Uma luta desigual

Quando a agenda mediática se alinha demasiado com a agenda partidária, a democracia fica a perder.

A campanha eleitoral para a Presidência da República rege-se por dois princípios fundamentais: a igualdade de oportunidades e a liberdade de expressão. O segundo não pode ser interpretado separadamente do primeiro. Isto é, não é apenas a coação sobre os candidatos ou a limitação da liberdade de imprensa que fere a liberdade de expressão dos candidatos e os princípios políticos, económicos e sociais por estes defendidos, mas a ausência de condições para que essa liberdade se possa efectivar. Sem condições paritárias de acesso e tratamento a cada um dos candidatos por parte da comunicação social, pública ou privada, o direito de liberdade de expressão não tem qualquer significado. Esse direito não tem sido devidamente acautelado ao longo das várias campanhas presidenciais que tiveram lugar desde o momento em que os candidatos militares recolheram à caserna e os partidos com representação parlamentar assumiram, com preponderância, a propositura e/ou apoio de candidatos à Presidência da República.
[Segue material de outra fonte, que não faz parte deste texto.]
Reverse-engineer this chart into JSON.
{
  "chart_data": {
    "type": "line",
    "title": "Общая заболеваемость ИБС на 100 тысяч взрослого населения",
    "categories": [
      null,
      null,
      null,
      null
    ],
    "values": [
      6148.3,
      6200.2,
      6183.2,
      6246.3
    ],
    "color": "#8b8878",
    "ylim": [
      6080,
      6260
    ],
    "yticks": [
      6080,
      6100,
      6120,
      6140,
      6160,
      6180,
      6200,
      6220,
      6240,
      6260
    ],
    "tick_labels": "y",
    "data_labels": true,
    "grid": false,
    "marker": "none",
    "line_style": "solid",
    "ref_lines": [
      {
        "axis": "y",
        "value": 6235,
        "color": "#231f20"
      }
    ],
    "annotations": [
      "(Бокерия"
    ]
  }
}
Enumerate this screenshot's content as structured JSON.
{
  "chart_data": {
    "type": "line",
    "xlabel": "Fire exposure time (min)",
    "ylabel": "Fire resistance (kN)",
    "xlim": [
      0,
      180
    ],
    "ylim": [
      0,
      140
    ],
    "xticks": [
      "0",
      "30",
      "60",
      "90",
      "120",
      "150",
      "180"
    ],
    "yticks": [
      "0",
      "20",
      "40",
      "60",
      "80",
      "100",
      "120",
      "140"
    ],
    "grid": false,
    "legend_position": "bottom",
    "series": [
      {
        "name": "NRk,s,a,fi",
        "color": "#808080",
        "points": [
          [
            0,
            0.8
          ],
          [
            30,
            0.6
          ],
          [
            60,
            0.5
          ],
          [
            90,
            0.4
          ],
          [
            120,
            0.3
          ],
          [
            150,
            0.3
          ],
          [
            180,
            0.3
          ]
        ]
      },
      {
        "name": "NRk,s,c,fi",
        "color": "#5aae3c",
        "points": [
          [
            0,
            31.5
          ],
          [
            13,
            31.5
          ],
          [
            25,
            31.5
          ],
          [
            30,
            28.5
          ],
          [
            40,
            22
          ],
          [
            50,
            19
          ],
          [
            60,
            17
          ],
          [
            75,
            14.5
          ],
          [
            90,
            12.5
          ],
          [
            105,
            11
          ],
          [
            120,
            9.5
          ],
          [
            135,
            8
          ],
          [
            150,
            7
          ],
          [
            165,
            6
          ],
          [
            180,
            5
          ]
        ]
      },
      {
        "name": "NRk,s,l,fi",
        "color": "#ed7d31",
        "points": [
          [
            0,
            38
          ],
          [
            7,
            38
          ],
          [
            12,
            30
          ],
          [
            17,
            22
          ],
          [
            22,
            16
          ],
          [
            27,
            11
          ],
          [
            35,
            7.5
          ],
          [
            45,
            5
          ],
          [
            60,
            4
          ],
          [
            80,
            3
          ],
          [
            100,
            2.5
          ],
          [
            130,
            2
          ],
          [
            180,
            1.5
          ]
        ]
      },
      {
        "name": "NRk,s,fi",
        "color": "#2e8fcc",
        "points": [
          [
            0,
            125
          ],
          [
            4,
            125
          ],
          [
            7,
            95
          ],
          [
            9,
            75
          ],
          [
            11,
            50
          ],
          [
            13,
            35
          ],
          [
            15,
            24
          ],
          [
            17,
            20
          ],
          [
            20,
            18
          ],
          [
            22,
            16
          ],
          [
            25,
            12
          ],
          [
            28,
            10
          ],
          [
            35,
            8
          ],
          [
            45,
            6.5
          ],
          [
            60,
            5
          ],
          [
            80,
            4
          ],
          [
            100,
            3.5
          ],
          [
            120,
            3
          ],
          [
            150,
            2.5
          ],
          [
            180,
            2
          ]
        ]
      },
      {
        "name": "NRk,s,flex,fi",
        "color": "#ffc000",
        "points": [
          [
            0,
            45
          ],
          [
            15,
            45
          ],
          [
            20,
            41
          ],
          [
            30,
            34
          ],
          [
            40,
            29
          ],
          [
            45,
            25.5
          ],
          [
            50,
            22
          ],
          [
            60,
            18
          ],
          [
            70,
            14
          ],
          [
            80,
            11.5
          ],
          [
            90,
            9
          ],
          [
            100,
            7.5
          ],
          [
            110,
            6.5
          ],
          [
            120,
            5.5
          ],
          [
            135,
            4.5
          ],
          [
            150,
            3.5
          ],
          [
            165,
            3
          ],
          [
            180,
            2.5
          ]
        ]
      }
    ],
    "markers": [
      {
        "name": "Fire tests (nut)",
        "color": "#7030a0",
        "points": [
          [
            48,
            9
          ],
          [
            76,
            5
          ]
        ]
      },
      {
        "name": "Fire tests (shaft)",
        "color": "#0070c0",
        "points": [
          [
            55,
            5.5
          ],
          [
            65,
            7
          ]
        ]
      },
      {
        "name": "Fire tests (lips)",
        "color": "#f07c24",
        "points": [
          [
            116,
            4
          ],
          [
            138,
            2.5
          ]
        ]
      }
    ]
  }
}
As eleições presidenciais demonstram, sistematicamente, uma relação assimétrica de poder entre os candidatos apoiados pelos partidos e os ditos independentes. Esta assimetria de acesso e tratamento por parte da comunicação social, sobretudo a televisão e a imprensa convencional, no decurso da campanha eleitoral, fica demonstrada num recente estudo sobre a presença/visibilidade dos candidatos às eleições presidenciais de 2016, realizado por uma equipa de investigadores da Universidade de Sofia em colaboração com a Universidade de Aveiro, como se pode verificar no quadro/gráfico em destaque.

Os resultados apresentados pelo Wholeads.eu, resultantes de uma análise de conteúdo das notícias sobre as eleições presidenciais veiculadas em mais de 20 media outlets (canais de televisão e rádio, imprensa tradicional, redes sociais, etc.) não oferecem uma previsão sobre o eventual desfecho eleitoral. Por outras palavras, a maior ou menor presença ou visibilidade de um candidato em diferentes órgãos de comunicação social não se traduz automaticamente numa maior ou menor probabilidade de sucesso eleitoral. Porém, indicam uma tendência sobre o potencial eleitoral de um determinado candidato resultante do nível de cobertura e tratamento mediático. Esse potencial é claramente díspar entre candidatos com e sem apoio partidário, o que levanta sérias dúvidas quanto à efectivação da igualdade de oportunidades e, por conseguinte, da liberdade de expressão. Esta situação torna-se ainda mais grave pelo facto de não haver nenhum candidato que se proponha a um segundo mandato presidencial.

Visto que todos os candidatos partem, supostamente, em pé de igualdade para esta corrida, os únicos elementos diferenciadores admissíveis, à luz do princípio de igualdade de oportunidades, são as suas próprias valências, isto é, a sua oratória, fisionomia, sociabilidade, capacidade de articulação de temas, etc. Tudo o resto não resulta do mérito do candidato e deve ser objecto de regulação. Infelizmente, eleição após eleição, assistimos a um predomínio mediático das candidaturas com apoio partidário, sem que tenham sido tomadas as devidas medidas regulatórias para que as melhores condições para o pluralismo e livre concorrência fiquem asseguradas na prática e não apenas no papel.

Já devíamos ter aprendido: nas últimas duas eleições presidenciais, dois candidatos independentes – Manuel Alegre em 2006 e Fernando Nobre em 2011 – tiveram resultados que surpreenderam o establishment político e mediático, mas que eram esperados por aqueles que estavam no terreno e acompanhavam de perto a evolução da campanha. A comunicação social foi apanhada em contrapé. É um erro que não deve ser repetido, a bem do debate público, do pluralismo político e da credibilidade dos media. Quando a agenda mediática se alinha demasiado com a agenda partidária, a democracia fica a perder.